This week I am on a road trip which is taking me to Statesville, North Carolina; Jane Lew, WV; Butler, Pa.; Pittsburgh, Pa.; Wheeling. WV and surrounding Ohio cities. The primary purpose of the trip is routine medical and dental appointment, to touch base with some clients I “see” via long distance and visit a few friends. Although I will not have as much time as I normally do to write a blog I am determined to continue to spend some time writing. Since I will be visiting a number of individuals who have been my teachers, mentors and spiritual guides I thought I would attempt to share a little about some of the teachers/guides I am going to be visiting.
My first stop has been to see Beverly Knox Taylor Bouthwell and her husband David. Bless them. They drove from Green Mountain to Statesville, NC to visit. I had not seen them for over a decade although we make sure we stay in touch every so often.
I think I met Beverly in 1973 or 1974. I had just finished some additional training in California and was looking for a temporary job within driving distance (10 hours) of Pittsburgh where my son was living with his mother. My understanding was that my son’s mother did not intend to stay in Pittsburgh and, thus, I did not mind being 10 hours drive from Pittsburgh. This was a short distance compared to the distance between Southeast Alaska and Pittsburgh. We had been living in Alaska when we made the sad decision to separate and divorce.
At any rate, Beverly was a psychologist responsible for some outpatient programs for the Southwest Indiana Mental Health Programs. Her responsibility included overall direction of the some programs to serve those dealing with addictions. Since I had just finished some training in addictions, had recently been a director of an Alcoholism treatment center and had a masters degree she decided I might be able to learn to be an effective counselor.

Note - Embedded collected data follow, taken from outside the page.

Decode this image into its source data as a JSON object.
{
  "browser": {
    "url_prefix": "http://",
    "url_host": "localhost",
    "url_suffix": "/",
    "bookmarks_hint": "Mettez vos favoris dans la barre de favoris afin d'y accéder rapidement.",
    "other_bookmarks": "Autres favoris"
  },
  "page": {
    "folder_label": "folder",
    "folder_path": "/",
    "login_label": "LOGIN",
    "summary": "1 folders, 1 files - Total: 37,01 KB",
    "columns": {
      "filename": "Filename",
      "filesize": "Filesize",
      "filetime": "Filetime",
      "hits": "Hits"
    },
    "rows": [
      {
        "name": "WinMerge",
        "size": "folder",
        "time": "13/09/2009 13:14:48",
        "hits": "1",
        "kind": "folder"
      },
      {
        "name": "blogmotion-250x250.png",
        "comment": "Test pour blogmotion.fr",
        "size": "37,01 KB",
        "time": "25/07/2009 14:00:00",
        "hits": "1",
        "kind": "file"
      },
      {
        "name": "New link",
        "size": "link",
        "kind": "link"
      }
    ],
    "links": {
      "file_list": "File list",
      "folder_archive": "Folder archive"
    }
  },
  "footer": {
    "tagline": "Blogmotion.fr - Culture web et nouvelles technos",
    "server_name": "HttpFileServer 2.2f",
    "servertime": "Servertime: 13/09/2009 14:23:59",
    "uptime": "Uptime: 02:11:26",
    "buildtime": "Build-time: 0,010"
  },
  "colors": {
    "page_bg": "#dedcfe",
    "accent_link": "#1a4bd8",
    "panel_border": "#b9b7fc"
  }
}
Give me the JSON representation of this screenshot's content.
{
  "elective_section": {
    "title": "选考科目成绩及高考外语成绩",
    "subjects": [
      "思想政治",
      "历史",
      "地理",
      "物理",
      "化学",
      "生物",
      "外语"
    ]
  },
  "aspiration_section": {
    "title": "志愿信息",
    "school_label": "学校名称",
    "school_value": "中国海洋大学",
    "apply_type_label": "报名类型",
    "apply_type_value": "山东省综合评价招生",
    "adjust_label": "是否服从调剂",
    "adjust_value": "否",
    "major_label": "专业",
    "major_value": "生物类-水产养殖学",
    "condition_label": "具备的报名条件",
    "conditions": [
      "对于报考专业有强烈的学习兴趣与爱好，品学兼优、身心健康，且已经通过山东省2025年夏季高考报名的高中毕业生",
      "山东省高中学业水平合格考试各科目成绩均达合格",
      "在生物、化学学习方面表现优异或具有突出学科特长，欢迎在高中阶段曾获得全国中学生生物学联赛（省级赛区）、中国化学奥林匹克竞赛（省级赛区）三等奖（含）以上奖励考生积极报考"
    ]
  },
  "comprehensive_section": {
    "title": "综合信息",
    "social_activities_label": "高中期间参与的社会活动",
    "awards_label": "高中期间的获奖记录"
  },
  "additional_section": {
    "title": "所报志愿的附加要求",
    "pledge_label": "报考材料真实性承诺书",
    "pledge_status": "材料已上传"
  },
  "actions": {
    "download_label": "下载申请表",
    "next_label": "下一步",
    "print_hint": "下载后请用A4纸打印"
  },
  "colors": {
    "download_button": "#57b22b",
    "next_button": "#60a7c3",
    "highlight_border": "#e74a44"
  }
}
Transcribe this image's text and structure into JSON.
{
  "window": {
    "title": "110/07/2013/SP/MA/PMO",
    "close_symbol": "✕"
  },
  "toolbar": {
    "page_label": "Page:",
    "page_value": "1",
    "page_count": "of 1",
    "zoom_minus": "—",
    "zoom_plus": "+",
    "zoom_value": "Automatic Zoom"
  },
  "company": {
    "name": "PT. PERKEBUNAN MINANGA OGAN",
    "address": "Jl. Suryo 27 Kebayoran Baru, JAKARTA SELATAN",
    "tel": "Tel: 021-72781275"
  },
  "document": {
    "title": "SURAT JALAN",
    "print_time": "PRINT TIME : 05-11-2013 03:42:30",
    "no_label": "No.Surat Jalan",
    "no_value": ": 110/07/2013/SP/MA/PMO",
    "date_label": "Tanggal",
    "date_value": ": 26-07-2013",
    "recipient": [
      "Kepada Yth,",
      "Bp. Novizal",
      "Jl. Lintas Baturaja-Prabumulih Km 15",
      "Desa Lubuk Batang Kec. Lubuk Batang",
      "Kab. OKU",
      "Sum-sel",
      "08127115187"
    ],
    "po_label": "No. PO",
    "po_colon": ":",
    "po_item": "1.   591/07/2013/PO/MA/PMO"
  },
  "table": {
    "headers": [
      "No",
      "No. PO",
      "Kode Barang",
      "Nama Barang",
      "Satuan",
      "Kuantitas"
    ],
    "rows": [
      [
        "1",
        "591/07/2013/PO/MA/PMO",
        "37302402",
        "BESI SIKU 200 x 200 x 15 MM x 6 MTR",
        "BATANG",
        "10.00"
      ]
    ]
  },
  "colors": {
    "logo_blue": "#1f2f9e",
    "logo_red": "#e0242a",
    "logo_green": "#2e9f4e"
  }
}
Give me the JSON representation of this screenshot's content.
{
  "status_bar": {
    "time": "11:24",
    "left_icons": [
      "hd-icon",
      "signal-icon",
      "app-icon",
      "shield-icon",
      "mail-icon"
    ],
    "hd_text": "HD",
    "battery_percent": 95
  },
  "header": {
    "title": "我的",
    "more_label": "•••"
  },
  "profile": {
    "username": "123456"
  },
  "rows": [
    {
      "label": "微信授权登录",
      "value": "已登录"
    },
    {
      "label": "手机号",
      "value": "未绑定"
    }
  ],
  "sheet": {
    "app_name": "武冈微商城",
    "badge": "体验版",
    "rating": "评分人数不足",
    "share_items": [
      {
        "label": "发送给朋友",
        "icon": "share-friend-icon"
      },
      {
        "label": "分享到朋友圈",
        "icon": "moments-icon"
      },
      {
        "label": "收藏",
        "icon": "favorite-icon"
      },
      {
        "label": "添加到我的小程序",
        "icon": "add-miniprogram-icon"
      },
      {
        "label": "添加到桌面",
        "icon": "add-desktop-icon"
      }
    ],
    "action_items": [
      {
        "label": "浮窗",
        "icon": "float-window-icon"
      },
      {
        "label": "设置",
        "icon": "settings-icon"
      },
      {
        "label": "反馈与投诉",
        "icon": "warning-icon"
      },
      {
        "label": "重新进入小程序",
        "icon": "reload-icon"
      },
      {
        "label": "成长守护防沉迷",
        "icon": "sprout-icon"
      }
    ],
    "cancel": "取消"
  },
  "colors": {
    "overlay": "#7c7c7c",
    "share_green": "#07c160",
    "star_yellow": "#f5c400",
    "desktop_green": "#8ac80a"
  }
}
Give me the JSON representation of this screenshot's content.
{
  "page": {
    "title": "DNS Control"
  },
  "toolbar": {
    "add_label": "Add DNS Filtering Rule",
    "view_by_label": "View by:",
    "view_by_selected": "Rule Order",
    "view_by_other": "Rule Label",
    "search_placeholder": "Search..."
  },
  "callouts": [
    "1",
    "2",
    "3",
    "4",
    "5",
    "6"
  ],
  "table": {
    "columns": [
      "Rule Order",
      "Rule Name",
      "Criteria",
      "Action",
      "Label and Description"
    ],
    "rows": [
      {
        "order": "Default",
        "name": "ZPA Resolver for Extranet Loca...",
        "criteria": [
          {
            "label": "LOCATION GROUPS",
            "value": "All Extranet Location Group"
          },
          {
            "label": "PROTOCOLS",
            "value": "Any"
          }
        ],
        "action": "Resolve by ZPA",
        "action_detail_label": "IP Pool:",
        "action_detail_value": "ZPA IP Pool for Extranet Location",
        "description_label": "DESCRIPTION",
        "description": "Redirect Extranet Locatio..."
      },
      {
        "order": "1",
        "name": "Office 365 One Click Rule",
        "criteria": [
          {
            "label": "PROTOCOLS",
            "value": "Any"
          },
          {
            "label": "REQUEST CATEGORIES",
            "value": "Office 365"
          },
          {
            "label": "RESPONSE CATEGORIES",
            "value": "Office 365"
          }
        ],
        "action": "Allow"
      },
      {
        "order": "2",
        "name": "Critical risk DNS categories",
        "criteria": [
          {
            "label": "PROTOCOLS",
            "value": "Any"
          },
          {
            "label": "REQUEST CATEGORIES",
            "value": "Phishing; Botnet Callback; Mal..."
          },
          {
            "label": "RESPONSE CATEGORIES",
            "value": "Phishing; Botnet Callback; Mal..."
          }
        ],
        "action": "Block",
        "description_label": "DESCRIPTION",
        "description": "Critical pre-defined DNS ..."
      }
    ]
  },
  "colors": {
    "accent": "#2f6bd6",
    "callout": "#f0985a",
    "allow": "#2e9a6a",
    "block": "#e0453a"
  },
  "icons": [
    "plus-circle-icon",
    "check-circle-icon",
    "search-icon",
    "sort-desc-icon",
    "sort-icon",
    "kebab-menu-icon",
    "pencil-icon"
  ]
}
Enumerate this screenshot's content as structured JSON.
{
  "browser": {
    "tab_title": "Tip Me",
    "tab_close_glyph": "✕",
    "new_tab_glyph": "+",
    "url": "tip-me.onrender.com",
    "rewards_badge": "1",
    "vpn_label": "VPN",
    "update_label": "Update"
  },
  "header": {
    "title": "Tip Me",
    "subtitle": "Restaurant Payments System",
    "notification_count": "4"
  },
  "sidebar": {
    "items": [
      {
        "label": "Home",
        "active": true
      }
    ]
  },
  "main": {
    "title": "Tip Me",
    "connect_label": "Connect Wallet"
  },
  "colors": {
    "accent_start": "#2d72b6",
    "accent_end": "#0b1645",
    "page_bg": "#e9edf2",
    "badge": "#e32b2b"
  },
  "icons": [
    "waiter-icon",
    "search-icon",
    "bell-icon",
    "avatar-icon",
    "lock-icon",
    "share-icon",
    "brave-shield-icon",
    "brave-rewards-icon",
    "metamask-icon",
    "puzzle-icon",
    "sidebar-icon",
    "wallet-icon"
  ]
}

I flew to Evansville from Portland where I had been staying with friends I had formerly known when living in the Washington, DC area. As I got off the plane and went searching for this Mrs. Knox-Taylor who I had pictured, given her telephone voice and her credentials, as this tall, elegant, no nonsense woman. The only person I saw was this short woman on crutches in a worn swede coat that did not look very warm standing by a car which could only be opened on one side. Oh dear, I thought. This is really the backwoods. After all, who had heard of Evansville, Indiana.
I did receive an offer for a job and I accepted. Soon I was residing in a small apartment in one of the large, old Riverfront, Victorian homes built along the Ohio River.
It turned out that this Mrs. Knox-Taylor was the person she originally sounded like on the phone. She is this extremely bright, competent, psychologist who was very serious about training folks to be very competent therapist who treated clients and colleagues with loving respect. She expected me to not only video tape a lot of the individual and group therapy sessions, but they expected us to go over them with and explain why did everything we did, how we arrived at diagnosis and a treatment plan (this was years away from evidence based, measurable goals and objectives). She was also demanding in terms of how we took care of ourselves as clinicians, whether we were getting additional training (thanks you Dr. Lytle and Mr. Nichols) what my plans were for getting another masters degree in psychology.
This was a take no prisoners approach to being the best one could be and, thus, insuring that clients/patients got the best which was available.
I later found that that she had these amazing parents. Her mother, Grace, I later met. Grace and Beverly’s dad, somehow knew that when Beverly got polio at age 12 that she had to regain all the confidence of the physically active, bright, child and horsewoman before the onset of polio The doctors insisted that she should never walk again – that she would be confined to a wheelchair the rest of her life. Yet, eventually she taught herself to use the two crutches to move by shift wait from one foot to the other and to scoot on her posterior up and down steps. In her senior year her parents decided that she needed to live in an apartment by herself if she was going to have the life of a differently abled person and not a disabled. Although Beverly was not pleased with the thought of living alone, she later came to really appreciate the gift of this loving push toward freedom. No only did she get a graduate degree in psychology she traveled the world, often by herself. Along with Franklin Roosevelt she invented and lived the term differently abled.
Today she is near 80 and retired. The post polio syndrome which has come to visit many who had polio as a child has again restricted her movement but when I called to see if she could drive to meet me a couple of hours from where she is now living she did not hesitate. Neither did her husband who also lives as a differently abled man. Another time I will write about David who has and is a teacher for me.
Some will know that I left out pieces of the story in terms of relationship with this amazing woman. I might or might not tell the stories such as the one about her ex-husband knocking me sprawling on the floor because he thought we were having an affair. Actually he was a bit premature. But then, as I said, I will save those stories for another time.
I am again reminded that much of who I am is because of amazing teachers and friends such as Beverly. Thanks.